Menschen kommen mit einem ganz bestimmten Gefühl zu einem solchen Tool: Etwas hat sich verändert, und die angebotenen Erklärungen sind Vermutungen. Eine öffentliche Liste der Accounts, denen jemand folgt, enthält echte Informationen statt bloßer Vermutungen – deshalb lohnt es sich, sie richtig zu lesen.
Ebenso wichtig ist die klare Aussage, was sie nicht ist. Eine solche Liste ist kein Beleg für irgendetwas, das eine Person getan hat. Sie zeigt Accounts, die die Person ausgewählt hat, um sie zu sehen, und Menschen folgen Accounts aus Gründen, die nichts mit ihren Beziehungen zu tun haben.
Was tatsächlich einsehbar ist
Ist das Konto öffentlich, kann jeder die Liste der Accounts öffnen, denen die Person folgt. LikePatrol liest sie aus und beschreibt, was diese Accounts veröffentlichen – nach Themen gruppiert und jeweils mit den dazugehörigen Accounts.
Die wöchentliche Zusammenfassung ergänzt das, was die App selbst nicht liefert: welchen Accounts seit der letzten Prüfung neu gefolgt wurde und welchen nicht mehr, jeweils analysiert, damit eine Veränderung nach ihrer Art statt nur nach ihrer Anzahl erkennbar wird.
Was niemand lesen kann
Likes. Instagram hat 2019 die öffentliche Like-Aktivität entfernt, und kein Dienst bietet sie an.
Direktnachrichten, Story-Aufrufe und die Information, wer ein Profil angesehen hat. Nichts davon ist öffentlich zugänglich, und jede Website, die behauptet, dies anzeigen zu können, erfindet entweder die Antwort oder verlangt ein Passwort, das sie nicht haben sollte.
Wenn dir eines davon angeboten wurde, ist das Angebot selbst die Warnung.
Wo ein Tool nicht mehr weiterhilft
Eine Liste der Accounts, denen jemand folgt, kann dir zeigen, welchen Inhalten die Person ausgesetzt ist. Sie kann dir aber nicht sagen, was sie möchte, was sie getan hat oder wie sie sich fühlt.
In den Fällen, in denen Menschen bereuen, so etwas genutzt zu haben, wurde ein Bericht durch ein Gespräch ersetzt. Wenn du eigentlich eine Frage stellen möchtest, wird der Bericht sie nicht beantworten und das Fragen möglicherweise erschweren.
Nutze es im Rahmen der Regeln
LikePatrol ist ein Tool zur Sensibilisierung. Es ist keine Hintergrundüberprüfung und keine Verbraucherauskunft. Außerdem darf es nicht für Entscheidungen über Beschäftigung, Wohnraum, Kredite oder Versicherungen verwendet werden.
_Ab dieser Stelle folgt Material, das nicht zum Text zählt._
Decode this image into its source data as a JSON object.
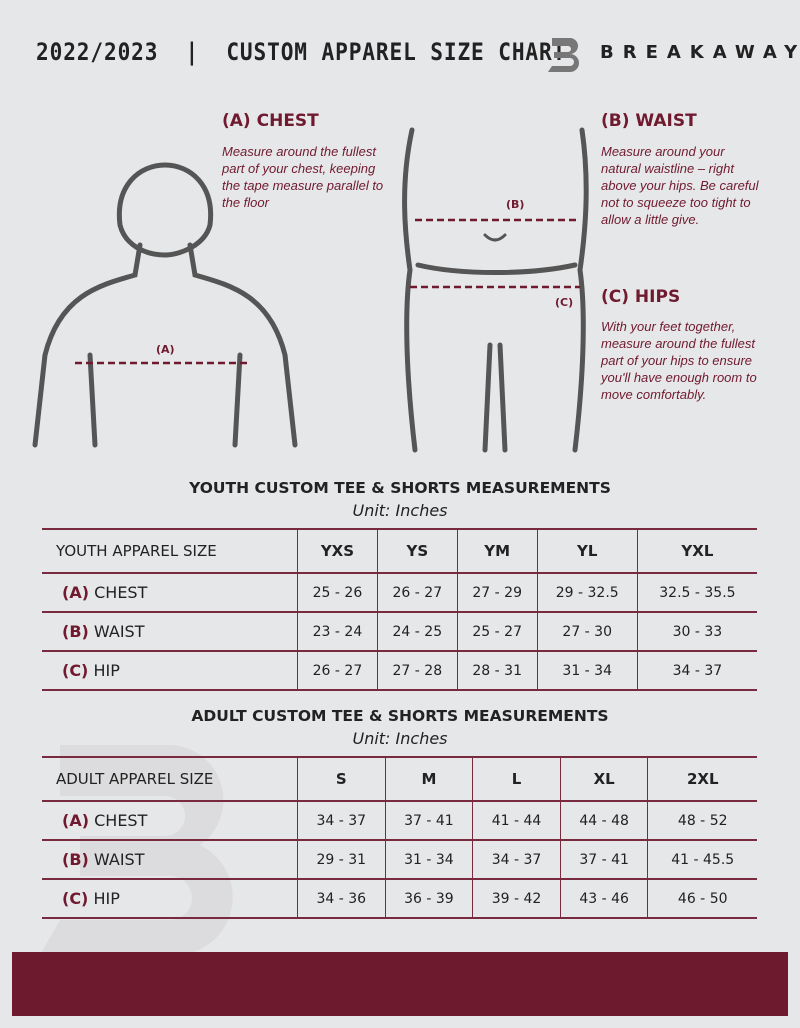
{
  "header": {
    "title": "2022/2023  |  CUSTOM APPAREL SIZE CHART",
    "brand": "BREAKAWAY"
  },
  "measures": {
    "chest": {
      "heading": "(A) CHEST",
      "text": "Measure around the fullest part of your chest, keeping the tape measure parallel to the floor",
      "marker": "(A)"
    },
    "waist": {
      "heading": "(B) WAIST",
      "text": "Measure around your natural waistline – right above your hips. Be careful not to squeeze too tight to allow a little give.",
      "marker": "(B)"
    },
    "hips": {
      "heading": "(C) HIPS",
      "text": "With your feet together, measure around the fullest part of your hips to ensure you'll have enough room to move comfortably.",
      "marker": "(C)"
    }
  },
  "youth": {
    "title": "YOUTH CUSTOM TEE & SHORTS MEASUREMENTS",
    "unit": "Unit: Inches",
    "header": "YOUTH APPAREL SIZE",
    "sizes": [
      "YXS",
      "YS",
      "YM",
      "YL",
      "YXL"
    ],
    "rows": [
      {
        "letter": "(A)",
        "label": "CHEST",
        "values": [
          "25 - 26",
          "26 - 27",
          "27 - 29",
          "29 - 32.5",
          "32.5 - 35.5"
        ]
      },
      {
        "letter": "(B)",
        "label": "WAIST",
        "values": [
          "23 - 24",
          "24 - 25",
          "25 - 27",
          "27 - 30",
          "30 - 33"
        ]
      },
      {
        "letter": "(C)",
        "label": "HIP",
        "values": [
          "26 - 27",
          "27 - 28",
          "28 - 31",
          "31 - 34",
          "34 - 37"
        ]
      }
    ]
  },
  "adult": {
    "title": "ADULT CUSTOM TEE & SHORTS MEASUREMENTS",
    "unit": "Unit: Inches",
    "header": "ADULT APPAREL SIZE",
    "sizes": [
      "S",
      "M",
      "L",
      "XL",
      "2XL"
    ],
    "rows": [
      {
        "letter": "(A)",
        "label": "CHEST",
        "values": [
          "34 - 37",
          "37 - 41",
          "41 - 44",
          "44 - 48",
          "48 - 52"
        ]
      },
      {
        "letter": "(B)",
        "label": "WAIST",
        "values": [
          "29 - 31",
          "31 - 34",
          "34 - 37",
          "37 - 41",
          "41 - 45.5"
        ]
      },
      {
        "letter": "(C)",
        "label": "HIP",
        "values": [
          "34 - 36",
          "36 - 39",
          "39 - 42",
          "43 - 46",
          "46 - 50"
        ]
      }
    ]
  },
  "colors": {
    "accent": "#6e1a2e",
    "background": "#e6e7e9"
  }
}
Es sollte auch nicht dazu genutzt werden, jemanden zu überwachen, der darum gebeten hat, nicht überwacht zu werden. Das ist eine Grenze, die ein Tool nicht durchsetzen kann – sie muss von einer Person gezogen werden.
Häufig gestellte Fragen
Kann ich sehen, wem mein Partner vor Kurzem gefolgt ist?
Bei einem öffentlichen Konto ja, indem du die Liste der Accounts, denen die Person folgt, im Laufe der Zeit vergleichst. Instagram selbst hat 2019 den Aktivitäts-Feed entfernt, der dies früher angezeigt hat. Daher sind Momentaufnahmen die einzige funktionierende Methode.
Kann ich sehen, was die Person gelikt hat?
Nein. Öffentliche Like-Aktivitäten wurden 2019 entfernt und sind für kein Tool verfügbar. Alles, was dies verspricht, sagt nicht die Wahrheit.
Wird die Person davon erfahren?
Nein. Es werden ausschließlich öffentliche Daten ausgelesen, und LikePatrol folgt dem Konto nie, sieht es nie an und schreibt ihm nie.
Bedeutet es allein schon etwas, einem Konto zu folgen?
Sehr wenig. Ein einzelnes Konto sagt wenig aus. Eine Häufung von Konten rund um ein Thema ergibt ein Muster – deshalb gruppiert der Bericht sie, statt sie einzeln aufzulisten.